‘Oh, Watchorn wouldn’t (hiccup) on such a day as this,’ replied Sir Harry. ‘New Year’s Day, too -- most likely away, seeing his young hounds at walk.’

‘We might see, at all events,’ observed Mr Sponge.

‘Well,’ assented Sir Harry, ringing the bell. ‘Peter,’ said he, as the servant answered the summons, ‘I wish you would (hiccup) to Mr Watchorn’s, and ask if he’ll have the kindness to (hiccup) down here.’ Sir Harry was obliged to be polite, for Watchorn too, was on the ‘free list,’ as Miss Glitters called it.

‘Yes, Sir Harry,’ replied Peter, leaving the room.

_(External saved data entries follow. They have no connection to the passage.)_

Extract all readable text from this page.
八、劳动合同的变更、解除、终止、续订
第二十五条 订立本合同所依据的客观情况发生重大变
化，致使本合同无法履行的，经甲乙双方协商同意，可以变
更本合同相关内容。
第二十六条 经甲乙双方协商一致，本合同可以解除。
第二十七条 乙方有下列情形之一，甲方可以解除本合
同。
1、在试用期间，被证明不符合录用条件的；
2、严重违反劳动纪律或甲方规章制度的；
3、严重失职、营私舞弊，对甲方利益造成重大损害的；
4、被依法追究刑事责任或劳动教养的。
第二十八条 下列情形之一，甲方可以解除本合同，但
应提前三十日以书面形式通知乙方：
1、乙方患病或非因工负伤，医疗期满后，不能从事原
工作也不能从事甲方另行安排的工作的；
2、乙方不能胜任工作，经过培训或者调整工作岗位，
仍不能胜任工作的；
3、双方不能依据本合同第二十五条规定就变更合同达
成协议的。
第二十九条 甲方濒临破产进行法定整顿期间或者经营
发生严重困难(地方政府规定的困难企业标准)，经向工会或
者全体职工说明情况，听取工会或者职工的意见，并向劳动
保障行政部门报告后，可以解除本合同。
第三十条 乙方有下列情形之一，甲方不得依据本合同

Presently Peter’s white legs were seen wending their way among the laurels and evergreens, in the direction of Mr Watchorn’s house; he having a house and grass for six cows, all whose milk, he declared, went to the puppies and young hounds. Luckily, or unluckily, perhaps, Mr Watchorn was at home, and was in the act of shaving as Peter entered. He was a square-built, dark-faced, dark-haired, good-looking, ill-looking fellow, who cultivated his face on the four-course system of husbandry. First, he had a bare fellow -- we mean a clean shave; that of course was followed by a full crop of hair all over, except on his upper lip; then he had a soldier’s shave, off by the ear; which in turn was followed by a Newgate frill. The latter was his present style. He had now no whiskers, but an immense protuberance of bristly black hair, rising like a wave above his kerchief. Though he cared no more about hunting than his master, he was very fond of his red coat, which he wore on all occasions, substituting a hat for a cap when ‘off duty,’ as he called it. Having attired himself in his best scarlet, of which he claimed three a year -- one for wet days, one for dry days, another for high days -- very natty kerseymere shorts and gaiters, with a small- striped, standing-collar, toilenette waistcoat, he proceeded to obey the summons.

‘Watchorn,’ said Sir Harry, as the important gentleman appeared at the breakfast-room door -- ‘Watchorn, these young (hiccup) gentlemen want a (hiccup) hunt.’

‘O! want must be their master, Sir ’Arry,’ replied Watchorn, with a broad grin on his flushed face, for he had been drinking all night, and was half drunk then.

‘Can’t you manage it?’ asked Sir Harry, mildly.

‘ ’Ow is’t possible, Sir ’Arry,’ asked the huntsman, ‘ ’ow is’t possible? No man’s fonder of ’untin’ than I am, but to turn out on sich a day as this would be a daring -- a desperate violation of all the laws of registered propriety. The Pope’s bull would be nothin’ to it!’

‘How so?’ asked Sir Harry, puzzled with the jumble.

‘How so?’ repeated Watchorn; ‘how so? Why, in the fust place, it’s a mortal ’ard frost, ’arder nor hiron; in the second place, I’ve got no arrangements made -- you can’t turn out a pack of ’ighbred fox-’ounds as you would a lot of ‘‘staggers’’ or ‘‘muggers;’’ and, in the third place, you’ll knock all your nags to bits, and they are a deal better in their wind than they are on their legs, as it is. No, Sir ’Arry -- no,’ continued he, slowly and thoughtfully. ‘No, Sir ’Arry, no. Be Cardinal Wiseman, for once, Sir ’Arry; be Cardinal Wiseman for once, and don’t think of it.’

‘Well,’ replied Sir Harry, looking at George Cheek, ‘I suppose there’s no help for it.’

‘It was quite a thaw where I came from,’ observed Cheek, half to Sir Harry and half to the huntsman.

‘ ’Deed, sir, ’deed,’ replied Mr Watchorn, with a chuck of his fringed chin, ‘it generally is a thaw everywhere but where hounds meet.’

‘My uncle Jellyboy wouldn’t be stopped by such a frost as this,’ observed Cheek.